On the downside, you probably won’t make as much money. Trust me, you’ll still be doing well for yourself, but the smaller groups lack the deep pockets of a public corporation. Small groups have fewer ED contracts and have more of a local footprint. If EmCare loses a contract they have hundreds of other facilities you can work in, but if a small group loses a contract you may have to dust off your CV and start the 6-8 months credentialing process for your next job.
Bottom line, if you’re looking for a more personal and collegial environment then a small group may be the place for you. On the other hand if you’re looking to make a little more money and have more opportunities of places to work at, a big group may be the fit for you.
3) Practice Management Support
What’s one headache most physicians face regardless of the size of their group or location of practice? Paperwork and credentialing. Also known as practice management, the administrative tasks associated with running a group can be a nightmare and include: scheduling, billing, recruiting and credentialing.
Credentialing in particular is a grueling process rife with miscommunication that on average takes 6-8 months. When you first sign on with a group or hospital, after your residency ends, there’s a huge mountain of paperwork and administrative processes to collate and verify your credentials. An average credentialing packet can take a physician 4 to 8 hours from start to finish to complete. Problem is you don’t get paid for the time it takes to fill out the packet. Trust me, if they did pay you for the hours you spend on forms and paperwork, there would be a renewed focus on streamlining this most onerous and inefficient of tasks. Plus every facility you work in has a reappointment process every 2 years that’s challenging to keep up with, let alone all the credentials that expire asynchronously (aka your medical license, DEA, driver’s license, references, PALS, ACLS, ATLS, etc).
Rather than trying to gather and organize all your information manually, use a service that can organize and track all that information for you to minimize turnaround time and the overall headache of the process.
Most physicians just want to practice medicine and not have to deal with the administrative BS. Keep your information in one place and up to date so you can practice medicine rather than refilling the same paperwork over and over again. Regardless of your practice size or location as a physician, find an online tool or service that eliminates time spent on paperwork so physicians can get back to life and patients.
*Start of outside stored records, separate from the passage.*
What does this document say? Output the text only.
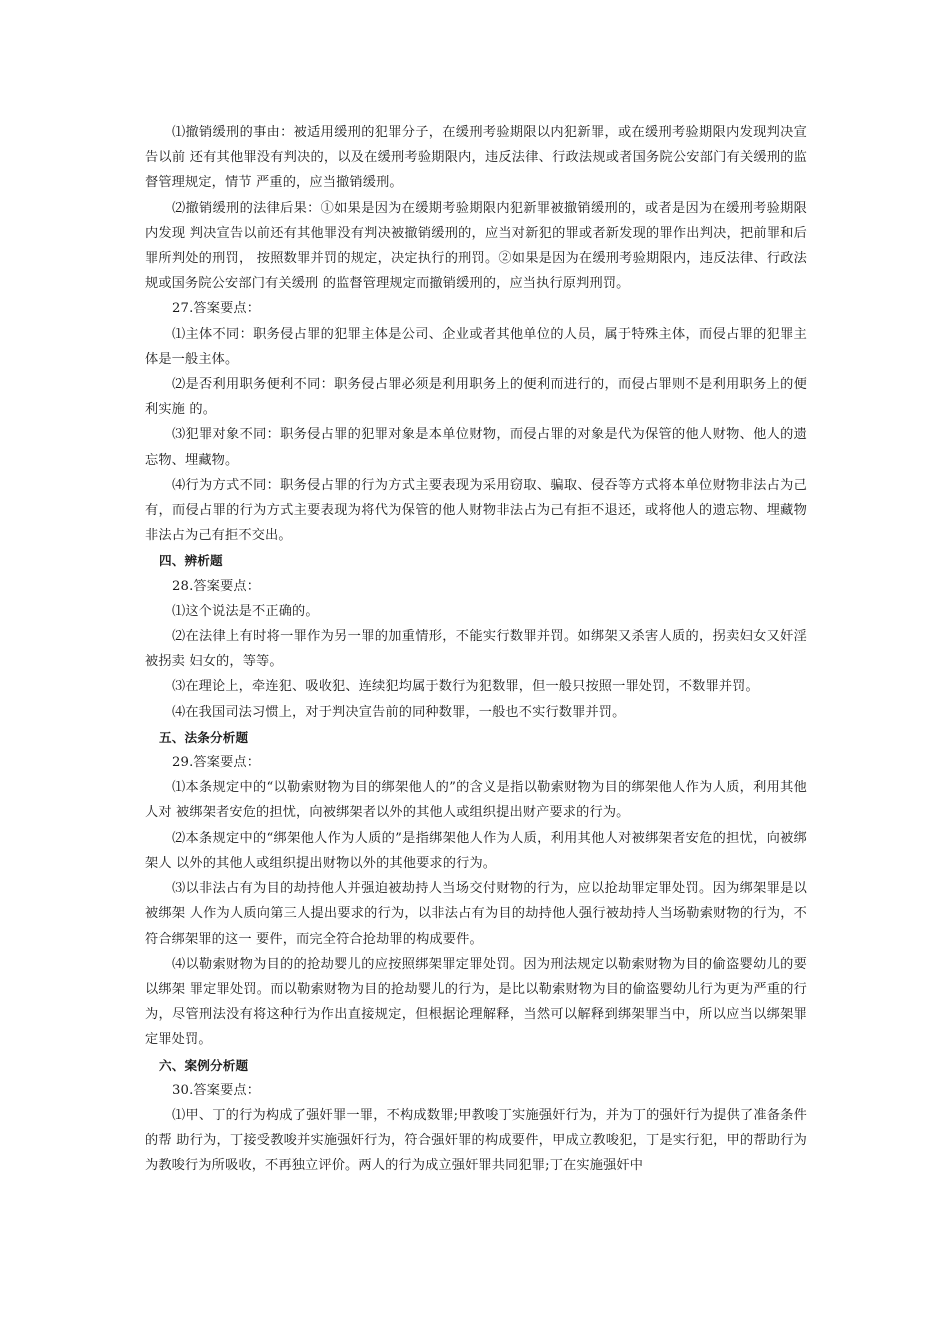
⑴撤销缓刑的事由：被适用缓刑的犯罪分子，在缓刑考验期限以内犯新罪，或在缓刑考验期限内发现判决宣告以前 还有其他罪没有判决的，以及在缓刑考验期限内，违反法律、行政法规或者国务院公安部门有关缓刑的监督管理规定，情节 严重的，应当撤销缓刑。

⑵撤销缓刑的法律后果：①如果是因为在缓期考验期限内犯新罪被撤销缓刑的，或者是因为在缓刑考验期限内发现 判决宣告以前还有其他罪没有判决被撤销缓刑的，应当对新犯的罪或者新发现的罪作出判决，把前罪和后罪所判处的刑罚， 按照数罪并罚的规定，决定执行的刑罚。②如果是因为在缓刑考验期限内，违反法律、行政法规或国务院公安部门有关缓刑 的监督管理规定而撤销缓刑的，应当执行原判刑罚。

27.答案要点：

⑴主体不同：职务侵占罪的犯罪主体是公司、企业或者其他单位的人员，属于特殊主体，而侵占罪的犯罪主体是一般主体。

⑵是否利用职务便利不同：职务侵占罪必须是利用职务上的便利而进行的，而侵占罪则不是利用职务上的便利实施 的。

⑶犯罪对象不同：职务侵占罪的犯罪对象是本单位财物，而侵占罪的对象是代为保管的他人财物、他人的遗忘物、埋藏物。

⑷行为方式不同：职务侵占罪的行为方式主要表现为采用窃取、骗取、侵吞等方式将本单位财物非法占为己有，而侵占罪的行为方式主要表现为将代为保管的他人财物非法占为己有拒不退还，或将他人的遗忘物、埋藏物非法占为己有拒不交出。

四、辨析题

28.答案要点：

⑴这个说法是不正确的。

⑵在法律上有时将一罪作为另一罪的加重情形，不能实行数罪并罚。如绑架又杀害人质的，拐卖妇女又奸淫被拐卖 妇女的，等等。

⑶在理论上，牵连犯、吸收犯、连续犯均属于数行为犯数罪，但一般只按照一罪处罚，不数罪并罚。

⑷在我国司法习惯上，对于判决宣告前的同种数罪，一般也不实行数罪并罚。

五、法条分析题

29.答案要点：

⑴本条规定中的“以勒索财物为目的绑架他人的”的含义是指以勒索财物为目的绑架他人作为人质，利用其他人对 被绑架者安危的担忧，向被绑架者以外的其他人或组织提出财产要求的行为。

⑵本条规定中的“绑架他人作为人质的”是指绑架他人作为人质，利用其他人对被绑架者安危的担忧，向被绑架人 以外的其他人或组织提出财物以外的其他要求的行为。

⑶以非法占有为目的劫持他人并强迫被劫持人当场交付财物的行为，应以抢劫罪定罪处罚。因为绑架罪是以被绑架 人作为人质向第三人提出要求的行为，以非法占有为目的劫持他人强行被劫持人当场勒索财物的行为，不符合绑架罪的这一 要件，而完全符合抢劫罪的构成要件。

⑷以勒索财物为目的的抢劫婴儿的应按照绑架罪定罪处罚。因为刑法规定以勒索财物为目的偷盗婴幼儿的要以绑架 罪定罪处罚。而以勒索财物为目的抢劫婴儿的行为，是比以勒索财物为目的偷盗婴幼儿行为更为严重的行为，尽管刑法没有将这种行为作出直接规定，但根据论理解释，当然可以解释到绑架罪当中，所以应当以绑架罪定罪处罚。

六、案例分析题

30.答案要点：

⑴甲、丁的行为构成了强奸罪一罪，不构成数罪;甲教唆丁实施强奸行为，并为丁的强奸行为提供了准备条件的帮 助行为，丁接受教唆并实施强奸行为，符合强奸罪的构成要件，甲成立教唆犯，丁是实行犯，甲的帮助行为为教唆行为所吸收，不再独立评价。两人的行为成立强奸罪共同犯罪;丁在实施强奸中
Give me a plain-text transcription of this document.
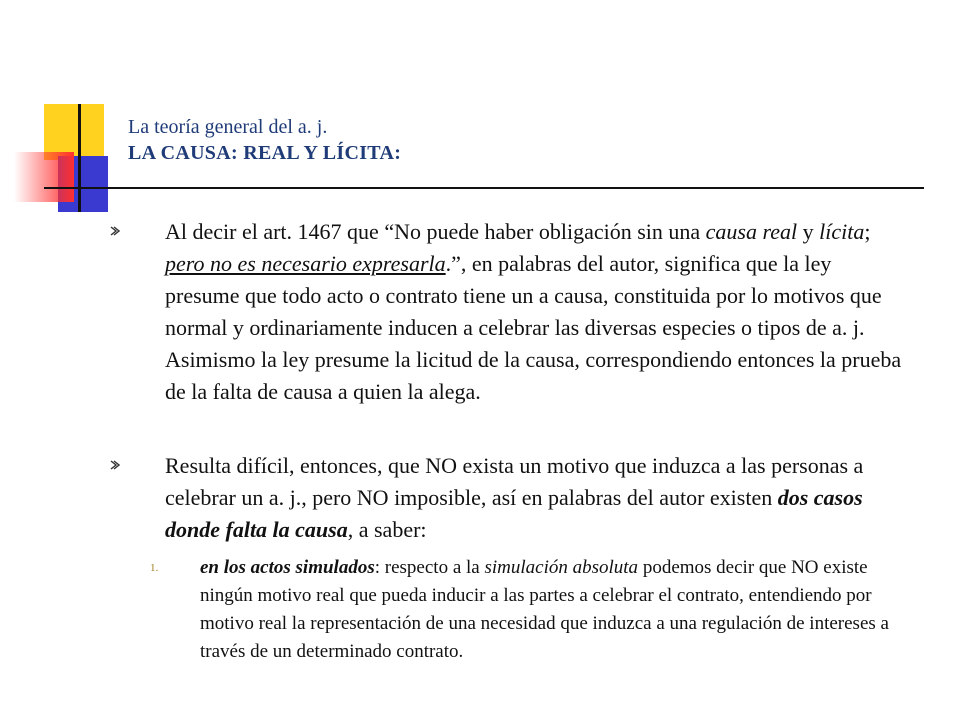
La teoría general del a. j.

LA CAUSA: REAL Y LÍCITA:

Al decir el art. 1467 que “No puede haber obligación sin una causa real y lícita; pero no es necesario expresarla.”, en palabras del autor, significa que la ley presume que todo acto o contrato tiene un a causa, constituida por lo motivos que normal y ordinariamente inducen a celebrar las diversas especies o tipos de a. j. Asimismo la ley presume la licitud de la causa, correspondiendo entonces la prueba de la falta de causa a quien la alega.
Resulta difícil, entonces, que NO exista un motivo que induzca a las personas a celebrar un a. j., pero NO imposible, así en palabras del autor existen dos casos donde falta la causa, a saber:
1.	en los actos simulados: respecto a la simulación absoluta podemos decir que NO existe ningún motivo real que pueda inducir a las partes a celebrar el contrato, entendiendo por motivo real la representación de una necesidad que induzca a una regulación de intereses a través de un determinado contrato.
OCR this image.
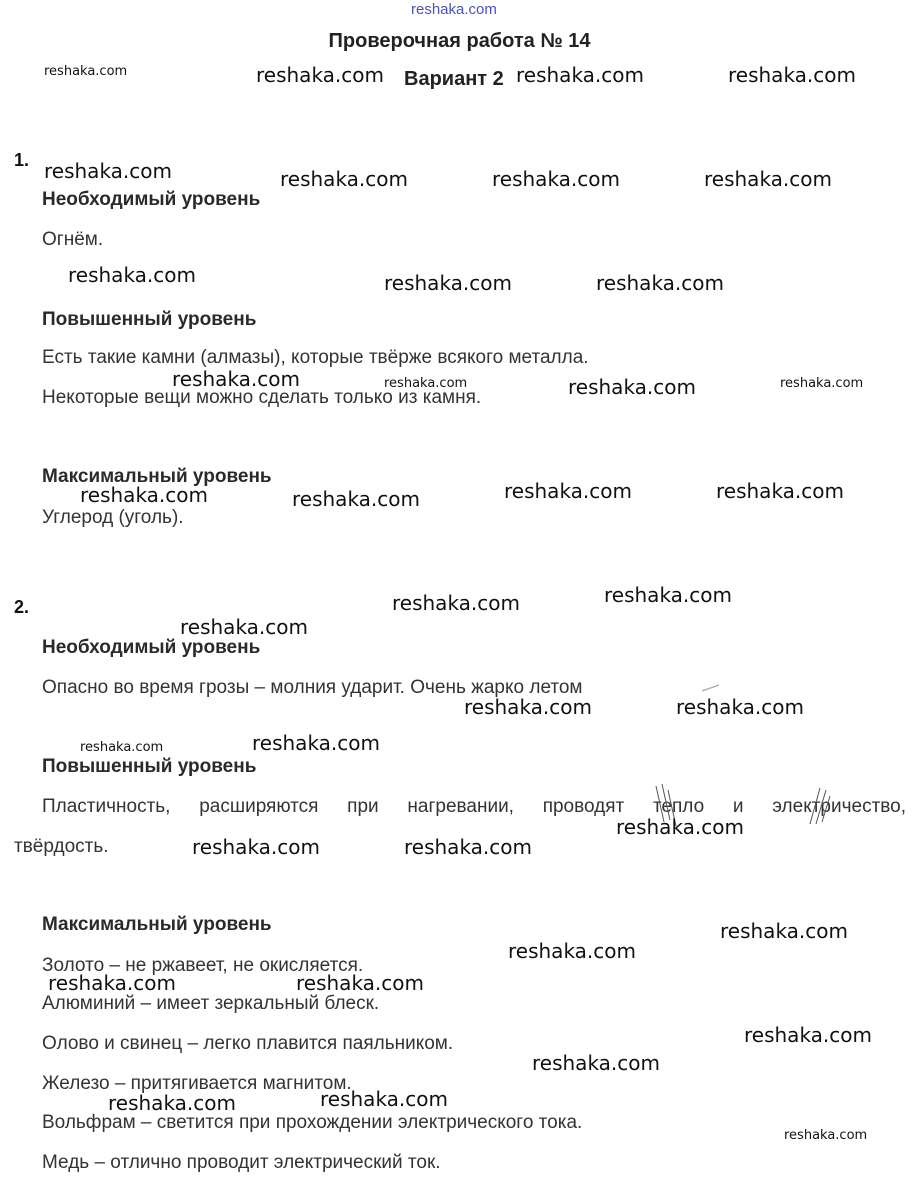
reshaka.com
Проверочная работа № 14
Вариант 2
1.
Необходимый уровень
Огнём.
Повышенный уровень
Есть такие камни (алмазы), которые твёрже всякого металла.
Некоторые вещи можно сделать только из камня.
Максимальный уровень
Углерод (уголь).
2.
Необходимый уровень
Опасно во время грозы – молния ударит. Очень жарко летом
Повышенный уровень
Пластичность, расширяются при нагревании, проводят тепло и электричество,
твёрдость.
Максимальный уровень
Золото – не ржавеет, не окисляется.
Алюминий – имеет зеркальный блеск.
Олово и свинец – легко плавится паяльником.
Железо – притягивается магнитом.
Вольфрам – светится при прохождении электрического тока.
Медь – отлично проводит электрический ток.
reshaka.com	reshaka.com	reshaka.com	reshaka.com
reshaka.com	reshaka.com	reshaka.com	reshaka.com
reshaka.com	reshaka.com	reshaka.com
reshaka.com	reshaka.com	reshaka.com	reshaka.com
reshaka.com	reshaka.com	reshaka.com	reshaka.com
reshaka.com	reshaka.com
reshaka.com
reshaka.com	reshaka.com
reshaka.com	reshaka.com
reshaka.com
reshaka.com	reshaka.com
reshaka.com
reshaka.com
reshaka.com	reshaka.com
reshaka.com
reshaka.com
reshaka.com	reshaka.com
reshaka.com
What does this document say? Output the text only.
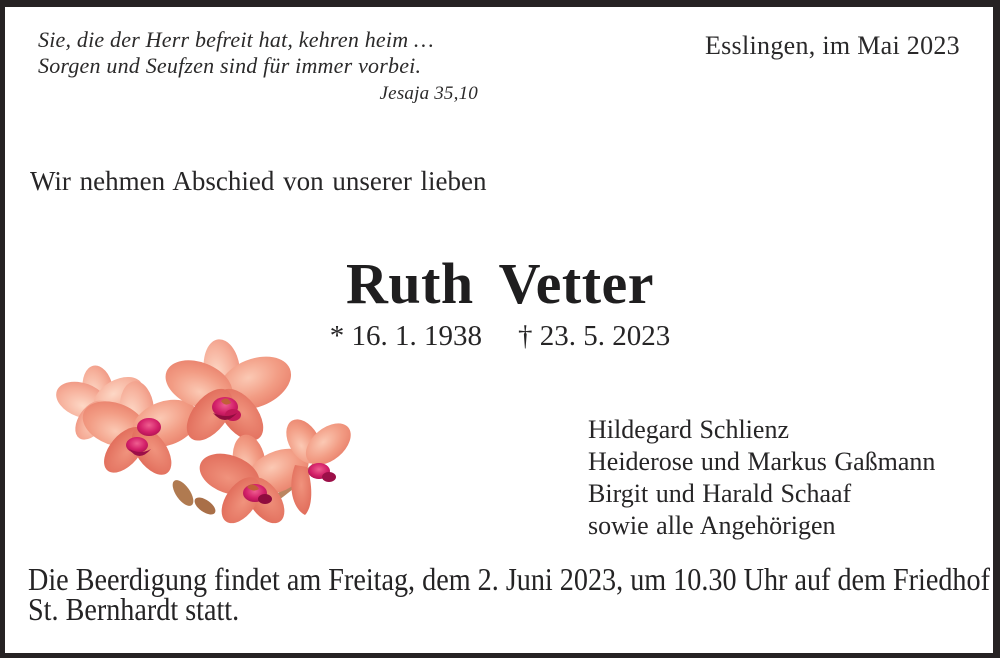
Sie, die der Herr befreit hat, kehren heim …
Sorgen und Seufzen sind für immer vorbei.
Jesaja 35,10
Esslingen, im Mai 2023
Wir nehmen Abschied von unserer lieben
Ruth Vetter
* 16. 1. 1938 † 23. 5. 2023
Hildegard Schlienz
Heiderose und Markus Gaßmann
Birgit und Harald Schaaf
sowie alle Angehörigen
Die Beerdigung findet am Freitag, dem 2. Juni 2023, um 10.30 Uhr auf dem Friedhof
St. Bernhardt statt.
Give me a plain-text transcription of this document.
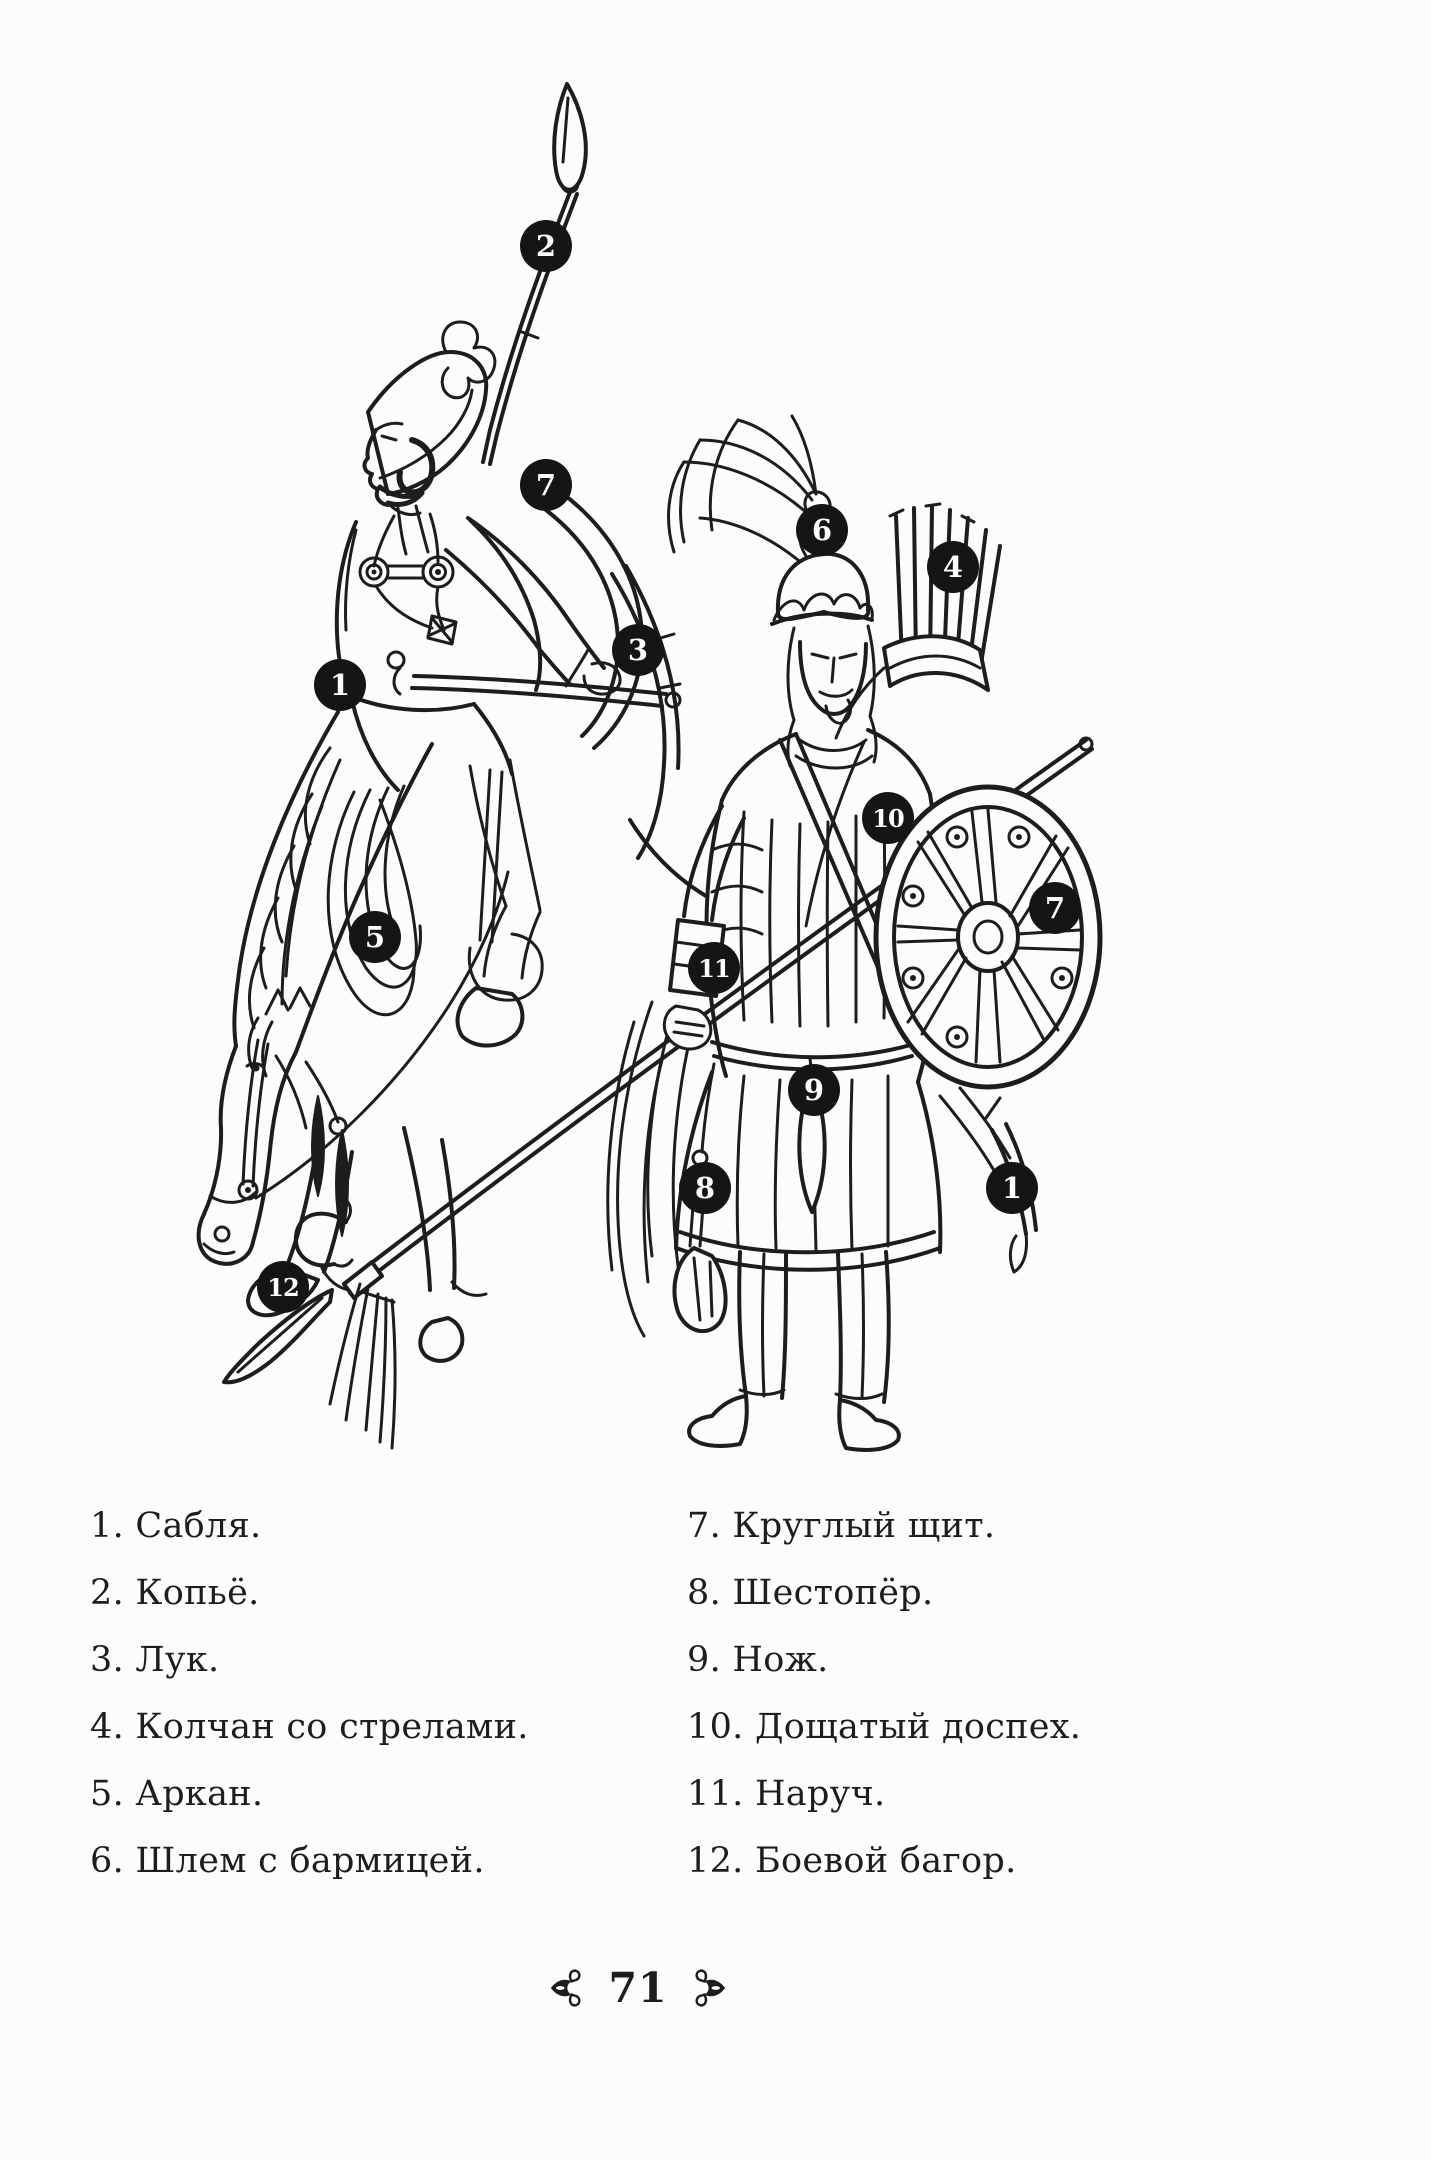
1
2
3
4
5
6
7
7
8
9
10
11
12
1
1. Сабля.
2. Копьё.
3. Лук.
4. Колчан со стрелами.
5. Аркан.
6. Шлем с бармицей.
7. Круглый щит.
8. Шестопёр.
9. Нож.
10. Дощатый доспех.
11. Наруч.
12. Боевой багор.
71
There’s a Lot to Consider After Residency Ends
Ultimately when choosing where to start your career, it all comes down to what works best for your individual needs and where you want your medical career to take you. Think hard about the next 5, 10, or 20 years, and where you want to be in life. Don’t wait any longer or you may fall prey to recruiters who just want to fill job openings and don’t care about your long-term career goals. Chose the right location and group for you where you can get back to simply practicing medicine… Ciao!